Sizi Başar Başarır’ın okuma alışkanlıkları sorularıma verdiği cevaplarla baş başa bırakıyorum.   

 

Okumayı sevmenize vesile olan ilk kitap veya yazar kimdi? Bu kitap ya da yazarın üzerinizde nasıl bir etkisi oldu?

Korkarım okumaya Kemalettin Tuğcu ile başladım. İlkokul yıllarıydı. Önce hangisinden başladım çok emin değilim. Üç Arkadaş, Köye Gelen Yabancı ya da Köprü Altı Çocukları olabilir. Pasifik’te bir Türk Genci de. Yetim Malı da... Mühim değil zaten, hepsini, bütün diziyi su gibi içmiş, adeta yalayıp yutmuştum. Etkisi biraz tuhaf oldu. Duygusal bir travmadan söz edemeyiz. Yani okuduklarımın gerçek olmadığının farkındaydım. Kurgunun içinde eriyip gitmek gibi değildi de “bu adam bunları nasıl yazıyor?” sorusunun içinde kaybolmuştum. Sanırım ilk tepkim oturup kendi metnimi yazmaya başlamak oldu.

 

Günlük yaşamınızda okuma alışkanlıklarınız nasıl bir yer tutuyor?

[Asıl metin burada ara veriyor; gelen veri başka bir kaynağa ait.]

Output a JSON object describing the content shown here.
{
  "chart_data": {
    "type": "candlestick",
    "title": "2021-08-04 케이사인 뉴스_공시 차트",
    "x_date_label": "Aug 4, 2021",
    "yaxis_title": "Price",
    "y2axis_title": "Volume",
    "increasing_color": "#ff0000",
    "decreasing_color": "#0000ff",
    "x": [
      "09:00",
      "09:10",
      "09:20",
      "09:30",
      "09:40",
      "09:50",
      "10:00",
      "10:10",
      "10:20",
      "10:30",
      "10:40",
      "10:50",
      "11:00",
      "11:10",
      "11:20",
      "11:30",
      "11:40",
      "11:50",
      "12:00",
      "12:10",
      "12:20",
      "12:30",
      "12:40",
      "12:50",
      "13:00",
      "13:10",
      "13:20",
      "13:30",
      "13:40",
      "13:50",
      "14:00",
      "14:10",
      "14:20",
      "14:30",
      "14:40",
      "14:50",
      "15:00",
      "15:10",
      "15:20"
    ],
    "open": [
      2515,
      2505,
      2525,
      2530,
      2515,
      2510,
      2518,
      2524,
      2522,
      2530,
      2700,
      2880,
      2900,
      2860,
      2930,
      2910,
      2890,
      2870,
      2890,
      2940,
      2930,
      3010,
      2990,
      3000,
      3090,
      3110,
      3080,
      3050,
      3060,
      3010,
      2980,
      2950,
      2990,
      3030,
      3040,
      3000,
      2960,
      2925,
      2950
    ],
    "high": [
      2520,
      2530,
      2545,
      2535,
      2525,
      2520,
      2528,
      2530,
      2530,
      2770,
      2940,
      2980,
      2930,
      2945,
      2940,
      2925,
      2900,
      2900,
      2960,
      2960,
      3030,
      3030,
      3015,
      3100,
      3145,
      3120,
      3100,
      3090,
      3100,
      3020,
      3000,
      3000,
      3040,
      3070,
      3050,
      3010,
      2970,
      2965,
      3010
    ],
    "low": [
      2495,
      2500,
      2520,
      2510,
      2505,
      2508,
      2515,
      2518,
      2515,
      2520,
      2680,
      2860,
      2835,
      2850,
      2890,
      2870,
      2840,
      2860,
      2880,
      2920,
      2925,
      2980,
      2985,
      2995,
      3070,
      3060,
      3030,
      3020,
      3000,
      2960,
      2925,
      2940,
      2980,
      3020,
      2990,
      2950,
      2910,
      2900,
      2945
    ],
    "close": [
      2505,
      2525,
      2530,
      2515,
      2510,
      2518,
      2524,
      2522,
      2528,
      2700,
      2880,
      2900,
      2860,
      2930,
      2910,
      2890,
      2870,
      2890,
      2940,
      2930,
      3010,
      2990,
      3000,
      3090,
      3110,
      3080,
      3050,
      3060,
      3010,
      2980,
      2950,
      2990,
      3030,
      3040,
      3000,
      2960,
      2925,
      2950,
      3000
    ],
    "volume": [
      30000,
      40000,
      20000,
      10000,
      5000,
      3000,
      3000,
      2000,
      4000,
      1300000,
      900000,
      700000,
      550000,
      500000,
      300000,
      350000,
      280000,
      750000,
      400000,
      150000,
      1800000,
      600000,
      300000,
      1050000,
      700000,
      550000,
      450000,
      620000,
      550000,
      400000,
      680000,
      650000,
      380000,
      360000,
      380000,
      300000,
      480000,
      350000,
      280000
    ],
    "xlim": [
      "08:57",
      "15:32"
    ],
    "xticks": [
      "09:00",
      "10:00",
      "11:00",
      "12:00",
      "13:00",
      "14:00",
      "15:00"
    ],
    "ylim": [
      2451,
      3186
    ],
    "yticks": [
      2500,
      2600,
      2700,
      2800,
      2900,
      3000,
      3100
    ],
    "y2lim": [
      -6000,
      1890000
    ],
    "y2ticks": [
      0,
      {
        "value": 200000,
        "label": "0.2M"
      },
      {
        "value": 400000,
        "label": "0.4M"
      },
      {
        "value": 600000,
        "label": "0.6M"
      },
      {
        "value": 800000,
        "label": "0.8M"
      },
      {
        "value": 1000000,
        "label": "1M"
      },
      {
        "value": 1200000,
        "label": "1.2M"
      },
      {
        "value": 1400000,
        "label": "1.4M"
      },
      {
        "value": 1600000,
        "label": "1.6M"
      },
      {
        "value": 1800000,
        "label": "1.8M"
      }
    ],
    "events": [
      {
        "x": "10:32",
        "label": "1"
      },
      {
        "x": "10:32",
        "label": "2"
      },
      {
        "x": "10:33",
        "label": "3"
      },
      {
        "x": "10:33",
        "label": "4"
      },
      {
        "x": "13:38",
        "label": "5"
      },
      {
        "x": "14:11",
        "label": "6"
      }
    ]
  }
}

Kendinize has bir okuma rutininiz var mı?

Rutin denemez. Gel-gitler halinde okurum ben. Kimi zaman günde 700 sayfaya kadar çıkar. Kimi zaman da sıfır çeker.

 

Bir kitabı seçerken sizi en çok etkileyen unsurlar neler? Kapak tasarımı, yazar, tür, yoksa tavsiyeler mi?

Başlık çok önemli. Kapak tam değil, ama itici olmamalı. Yanıltıcı kapaklara çok kılım. Değerli tasarım erbabından hassaten rica ediyorum, içeriğine bakmadan kitaplara kapak yapmasınlar. Türkçe yazan her yazarın en az bir kitabını okumaya gayret ederim. Tavsiye makamında bir tek değerli eşim oturur. O “oku” diyorsa mutlaka okurum.

 

Aynı kitabı birden fazla kez okuduğunuz olur mu? Evetse, sizi tekrar tekrar okumaya iten nelerde nelerdir?

Zorunda kalmadıkça, yani çok hatırlamam gerekmedikçe aynı kitabı iki kere okumam. Seyrek olarak bazı kitapların bazı parçalarını... Misal, Saatleri Ayarlama Enstitüsü’ndeki halanın dirilme sahnesini eğlence olsun diye tekrar tekrar ve yüksek sesle okumuşluğum vardır. Alkolün etkisiyle tabii.

 

Uzun süre etkisinden çıkamadığınız bir kitap var mı? Eğer varsa, bu kitabın sizi etkileyen kısmı neydi?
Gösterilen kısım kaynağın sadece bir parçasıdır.